Dried Chopped Vegetables and Mushrooms

Chopped dried mushrooms or julienned dried vegetables are incredibly versatile to use.

12. Soup Mixes

Make your own soup mix to store for winter, camping or gift-giving.

13. Flavor Enhancer

Rehydrate your dried vegetables and add to savory quick breads or pizzas or to jazz up a home-canned basic tomato pureée.

Dried Herbs

Herbs dry easily on a baking sheet in front of a sunny window and even more quickly in a standard dehydrator. They are extremely versatile for both sweet and savory dishes.

14. Seasoning Mixes

Combine dried herbs to make unique seasoning mixes for soups, casseroles and savory nut mixes.
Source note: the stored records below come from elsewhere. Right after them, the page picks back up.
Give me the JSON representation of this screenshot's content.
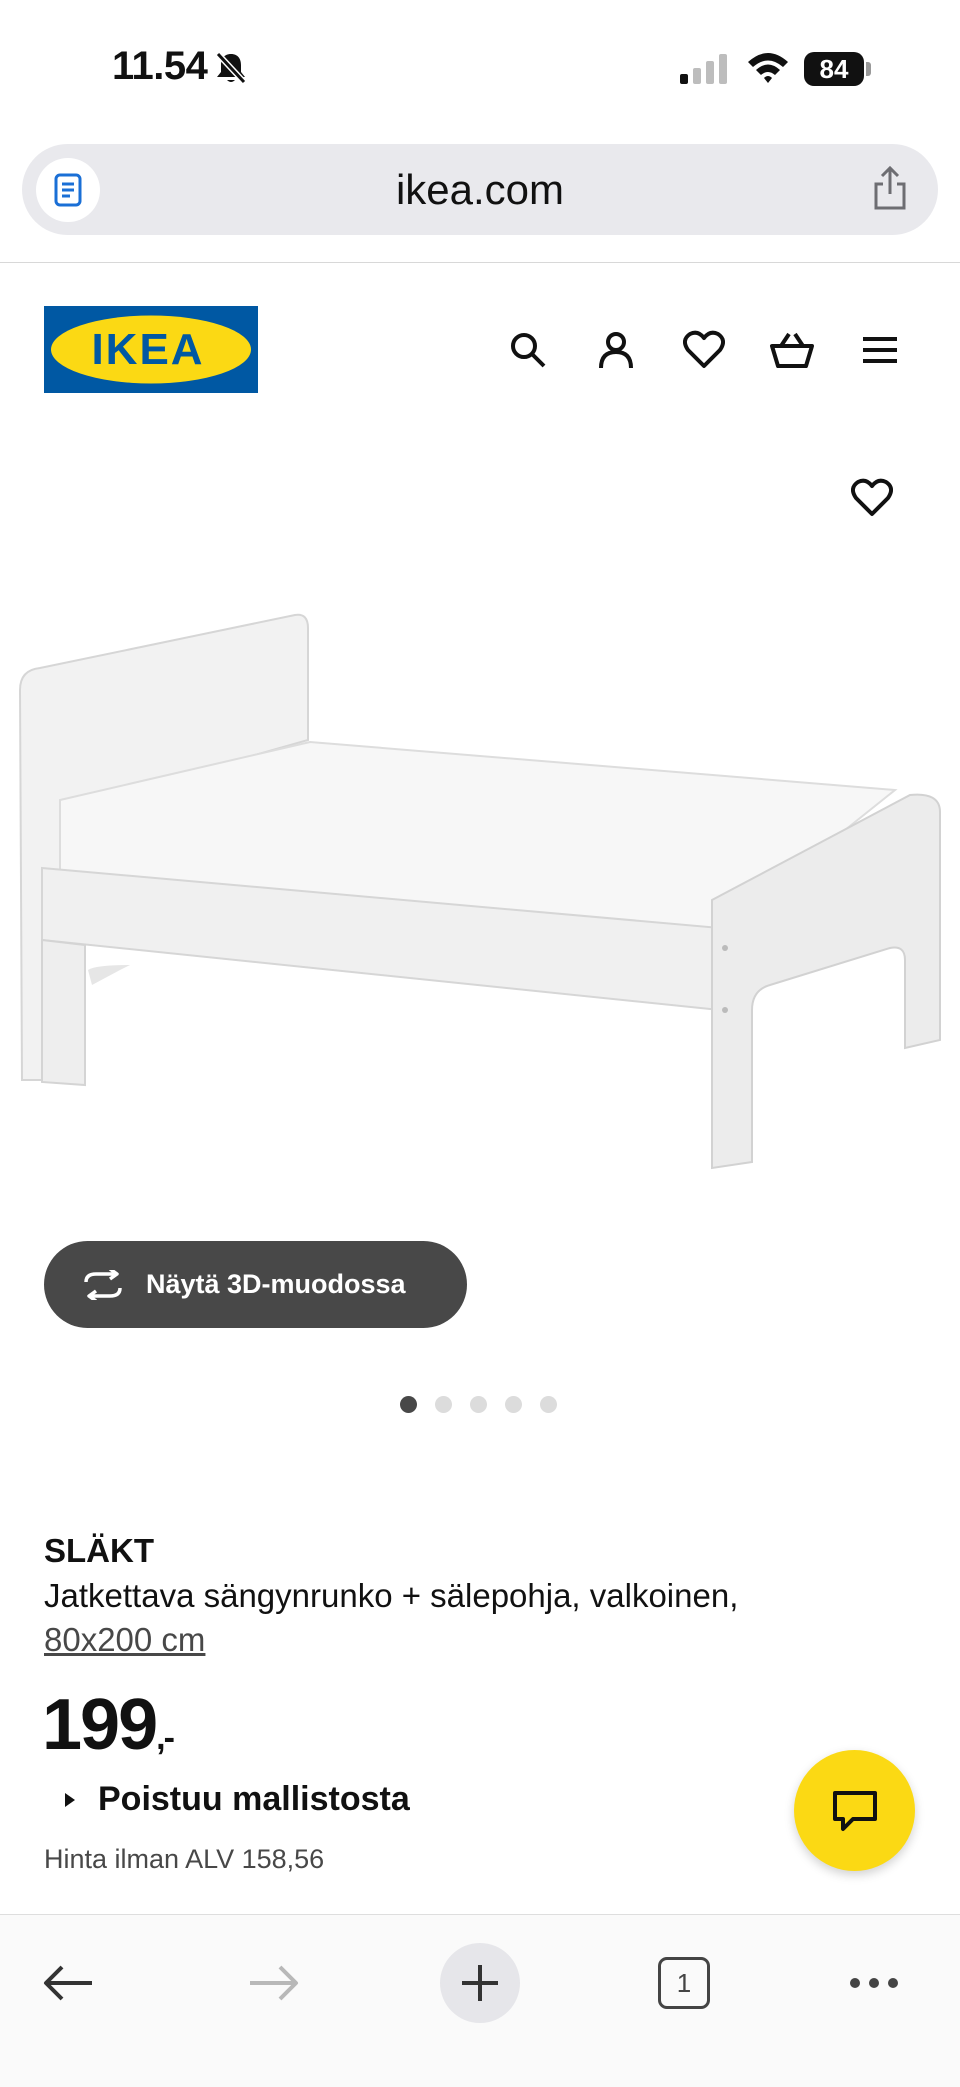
{
  "status_bar": {
    "time": "11.54",
    "battery": "84"
  },
  "browser": {
    "url": "ikea.com"
  },
  "brand": {
    "logo_text": "IKEA",
    "logo_bg": "#0058a3",
    "logo_fg": "#fbd914"
  },
  "header_icons": [
    "search-icon",
    "account-icon",
    "heart-icon",
    "basket-icon",
    "menu-icon"
  ],
  "product": {
    "view_3d_label": "Näytä 3D-muodossa",
    "image_count": 5,
    "active_image": 1,
    "name": "SLÄKT",
    "description": "Jatkettava sängynrunko + sälepohja, valkoinen,",
    "size": "80x200 cm",
    "price": "199",
    "price_suffix": ",-",
    "availability": "Poistuu mallistosta",
    "vat_price": "Hinta ilman ALV 158,56"
  },
  "chat": {
    "color": "#fbd914"
  },
  "toolbar": {
    "tab_count": "1"
  }
}
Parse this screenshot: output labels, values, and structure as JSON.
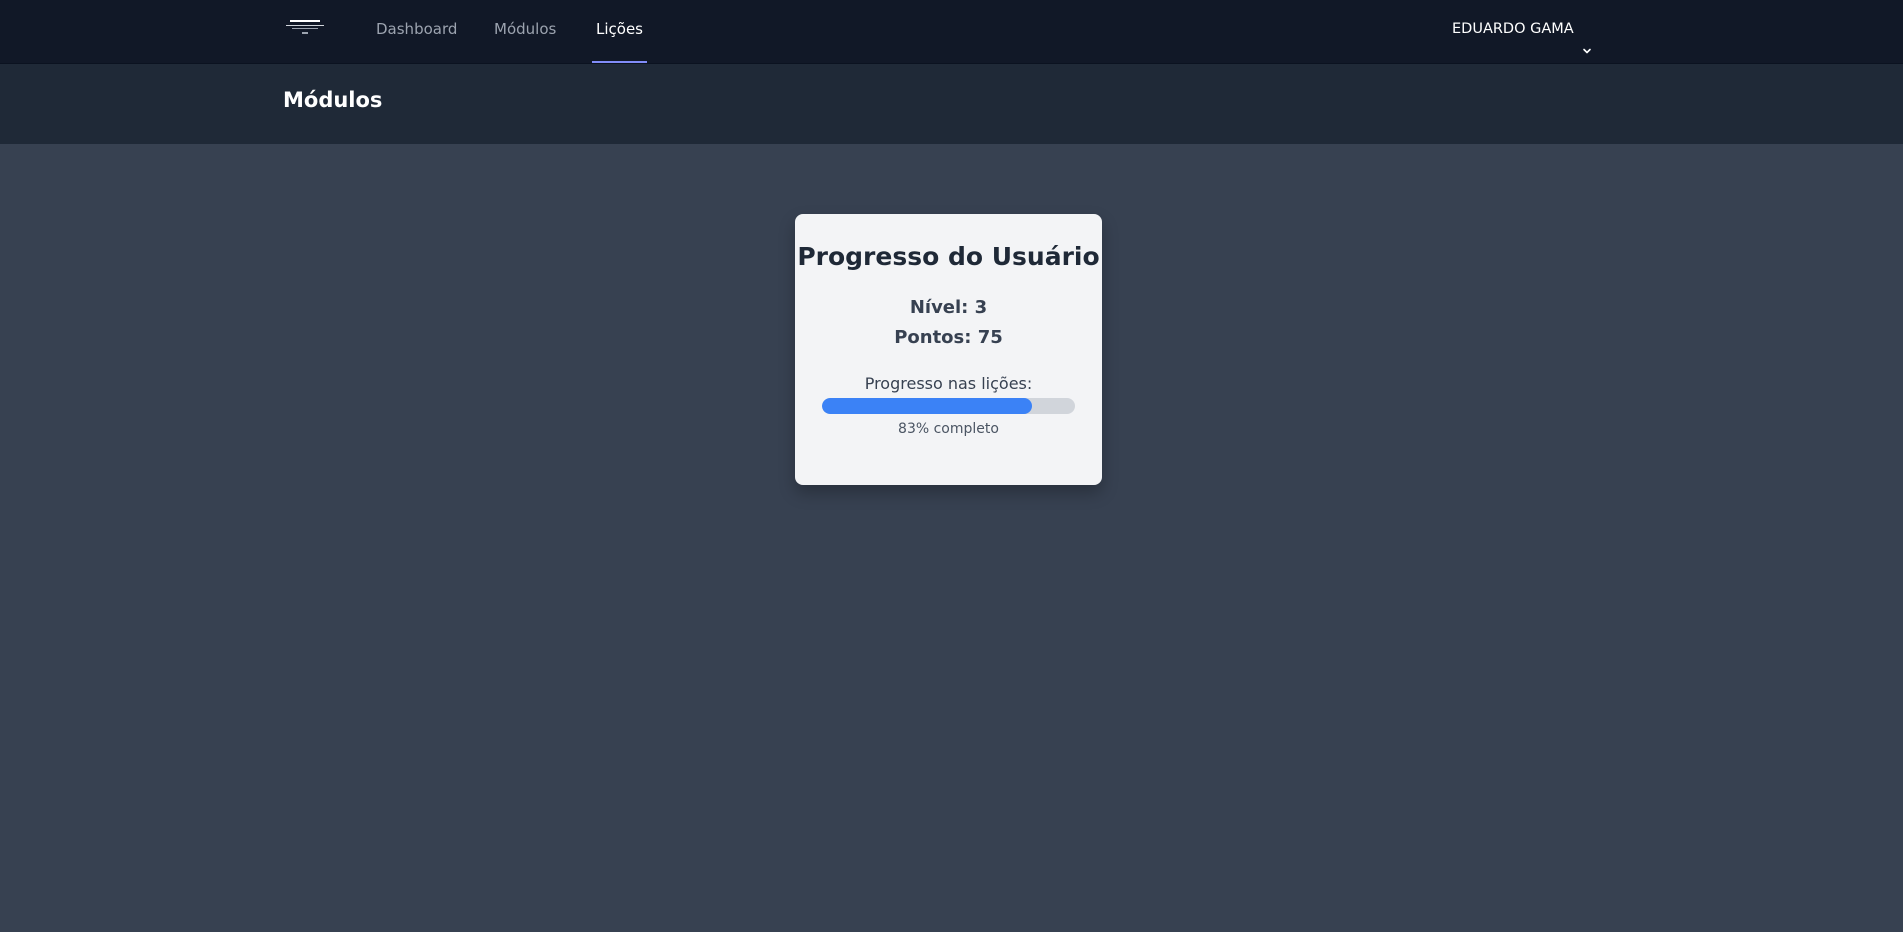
{
  "nav": {
    "logo": "logo-icon",
    "links": [
      {
        "label": "Dashboard"
      },
      {
        "label": "Módulos"
      },
      {
        "label": "Lições",
        "active": true
      }
    ],
    "user": {
      "name": "EDUARDO GAMA",
      "icon": "chevron-down-icon"
    }
  },
  "header": {
    "title": "Módulos"
  },
  "card": {
    "title": "Progresso do Usuário",
    "level": "Nível: 3",
    "points": "Pontos: 75",
    "progress_label": "Progresso nas lições:",
    "progress_fraction": 0.83,
    "progress_text": "83% completo"
  },
  "colors": {
    "accent": "#3b82f6",
    "nav_active_underline": "#818cf8",
    "nav_bg": "#111827",
    "header_bg": "#1f2937",
    "page_bg": "#374151"
  }
}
These mixes, when packaged in an attractive jar, also make excellent homegrown holiday gifts.

15. Crackers

Add dried herbs to the dough when making grain-free crackers with flaxseed and Parmesan cheese.

16. Vinegars and More

Use dried herbs to make your own herbal vinegars for dressings, marinades and even cocktails.

Dried Finished Products

Even if you’ve dried a product to completion, try finding new ways to use it in a recipe.

17. Dip Add-ins

Dried puréed soups, such as lentil and bean, can easily be mixed into yogurt to make a protein-rich dip or sandwich spread.

18. Crispy Topping

Dried vegetable or tortilla chips can be crushed to use as a crispy topping for baked vegetables or a casserole and could even be worked into a meatloaf.

19. Beyond Snacks

Sweet snack mixes can be used to layer a yogurt and fruit parfait while savory snacks, like dried chickpeas, can top a spiralized vegetable and fresh herb salad for a protein punch.

20. Bacon Bit Substitute

Chopped dried beef or turkey jerky can be a substitute for bacon bits in a green salad, chicken salad or baked potato. Salmon jerky can be chopped and mixed into a vegetable dip.

21. Edible for Non-Edible Use

Dried edible flowers, while ideal for custom hot tea mixes, can also be crushed up and used to create your own bath salts or foot soak.